Diabetes
Detection and prevention of periodontal disease in diabetes
Because the prevalence of both chronic gum disease and diabetes increases with age, establishing a relationship between them in the older age groups in extremely difficult. However, it is generally accepted that adults whose diabetes is well-controlled do not have more gingivitis or destructive periodontitis that non-diabetics.
Thrush
Diabetics have elevated glucose levels in their saliva when blood glucose is high, and these glucose elevations can influence the bacterial growth in the mouth and the mixture of organisms in the deepest gum pockets around your teeth.
Physiology
In addition to elevated glucose levels, diabetic patients seem to respond to infection differently, reducing the effectiveness of the immune cells that fight infection.
Other factors contributing to gum diseases in diabetics may be vascular changes, including poor circulation in the smallest blood vessels, and altered collagen metabolism.
Dental infections themselves may worsen the diabetic state. As in other infections, dental infections result in hyperglycemic, mobilization of fatty acids, and acidosis. Exacerbation of dental infections may undermine good control that has been achieved in diabetes, and initial control may be difficult or impossible in a newly diagnosed diabetic with active dental infection.
Detections and Monitoring
Dry mouth and thirst are classic symptoms of diabetes, and an increases incidence of thrush is considered a complication of diabetes.
Factors That Link Diabetes to Gum Disease
- Studies show that people with insufficient blood sugar control seem to develop gum disease more frequently and more severely then people who have good management of their diabetes.
- Diabetes slows circulation, which can also make the gum tissues more susceptible to infections.
- Diabetes reduces the body’s resistance to infection which increases the probability of the gums becoming infected.
- High glucose levels in saliva promotes growth of bacteria that cause gum disease.
- People with diabetes who smoke are far more likely to develop gum disease than people who smoke and do not have diabetes.
- Poor oral hygiene is a major factor in gum disease for everyone, but it is even more so for a person with diabetes.
Signs and Symptoms of Gum Disease
- Red and swollen gums
- Gums that tend to bleed easily
- Gums separating from the teeth
- Loose teeth
- Frequent bad breath
- Change in the way your teeth fit together
- Change in the way partials or dentures fit
Prevention
- Maintain good control of your blood sugar levels.
- Do not smoke.
- Good oral hygiene and regular dental check ups are essential in preventing gum disease.
- Eat a healthy and well balanced diet.
Be sure to tell your dentist and hygienist that you have diabetes so that he / she can detect any signs of early gum disease.

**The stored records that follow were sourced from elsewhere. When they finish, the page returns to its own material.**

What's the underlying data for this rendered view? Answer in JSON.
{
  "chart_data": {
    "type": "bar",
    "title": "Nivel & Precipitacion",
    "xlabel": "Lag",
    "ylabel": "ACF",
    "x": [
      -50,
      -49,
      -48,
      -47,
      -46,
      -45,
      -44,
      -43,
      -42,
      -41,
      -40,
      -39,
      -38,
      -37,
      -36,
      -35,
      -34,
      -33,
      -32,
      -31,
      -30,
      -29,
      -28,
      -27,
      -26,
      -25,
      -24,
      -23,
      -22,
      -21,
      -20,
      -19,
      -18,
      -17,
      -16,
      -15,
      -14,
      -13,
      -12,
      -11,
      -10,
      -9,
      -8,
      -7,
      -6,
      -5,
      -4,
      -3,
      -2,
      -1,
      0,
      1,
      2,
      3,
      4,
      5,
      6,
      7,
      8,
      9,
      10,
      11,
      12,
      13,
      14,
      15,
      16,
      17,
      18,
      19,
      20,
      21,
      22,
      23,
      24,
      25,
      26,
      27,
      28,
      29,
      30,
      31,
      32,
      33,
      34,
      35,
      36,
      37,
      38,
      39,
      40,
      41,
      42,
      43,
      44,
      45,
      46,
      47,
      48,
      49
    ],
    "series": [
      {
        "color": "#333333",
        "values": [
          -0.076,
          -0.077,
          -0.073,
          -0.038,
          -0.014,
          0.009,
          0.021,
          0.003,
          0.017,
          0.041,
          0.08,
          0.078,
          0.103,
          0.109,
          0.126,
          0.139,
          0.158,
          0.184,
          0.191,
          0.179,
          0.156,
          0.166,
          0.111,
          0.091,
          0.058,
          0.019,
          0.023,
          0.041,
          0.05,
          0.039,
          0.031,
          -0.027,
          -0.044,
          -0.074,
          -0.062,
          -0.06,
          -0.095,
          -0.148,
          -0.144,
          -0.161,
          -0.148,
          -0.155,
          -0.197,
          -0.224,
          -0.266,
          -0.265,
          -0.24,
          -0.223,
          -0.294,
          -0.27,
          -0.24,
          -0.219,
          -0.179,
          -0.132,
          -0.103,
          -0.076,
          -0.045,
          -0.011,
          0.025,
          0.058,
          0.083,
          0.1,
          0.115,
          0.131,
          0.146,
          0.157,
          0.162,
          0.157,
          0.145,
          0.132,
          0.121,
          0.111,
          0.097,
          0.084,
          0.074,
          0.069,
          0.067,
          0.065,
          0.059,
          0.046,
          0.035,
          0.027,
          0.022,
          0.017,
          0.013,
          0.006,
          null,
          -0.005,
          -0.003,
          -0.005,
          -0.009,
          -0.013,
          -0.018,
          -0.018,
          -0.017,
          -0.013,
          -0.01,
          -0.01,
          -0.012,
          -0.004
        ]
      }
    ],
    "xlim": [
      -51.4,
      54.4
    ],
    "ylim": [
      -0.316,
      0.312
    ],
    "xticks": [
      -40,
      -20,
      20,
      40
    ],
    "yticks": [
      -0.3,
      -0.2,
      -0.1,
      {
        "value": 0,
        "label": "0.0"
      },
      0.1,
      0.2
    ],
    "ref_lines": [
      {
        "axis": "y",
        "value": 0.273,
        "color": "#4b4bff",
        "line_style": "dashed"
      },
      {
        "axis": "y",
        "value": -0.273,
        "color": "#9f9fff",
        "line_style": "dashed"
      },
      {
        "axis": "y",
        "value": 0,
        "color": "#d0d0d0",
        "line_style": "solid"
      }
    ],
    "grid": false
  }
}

There are two major stages of periodontal disease, gingivitis and periodontitis. Even though people with diabetes tend to develop gum disease more frequently than others, if diagnosed in the early stage (gingivitis), it can be treated and reversed. If treatment is not received, a more serious and advanced stage (periodontitis) may follow which includes bone loss and is not reversible.
Diabetic patients, with uncontrolled diabetes may exhibit:
- excessive loss of fluids my means of frequent urination
- altered response to infections (like gum disease)
- changes in microscopic blood vessels
- increased sugar concentration in the saliva
The complications of hyperglycemia, leading to increased urination, also result in depleted body fluids and the complaint of dry mouth. The problems usually escalate when patients try to compensate for the dry mouth by sucking on hard candies. Naturally, this increased sugar furthers the systemic hyperglycemic problems but in addition, the candies increase the likelihood of rapid onset cavities.
Obviously, the key to avoiding this type of scenario is to see a physician annually for thorough physicals and be aware of the signs and symptoms of hyperglycemia.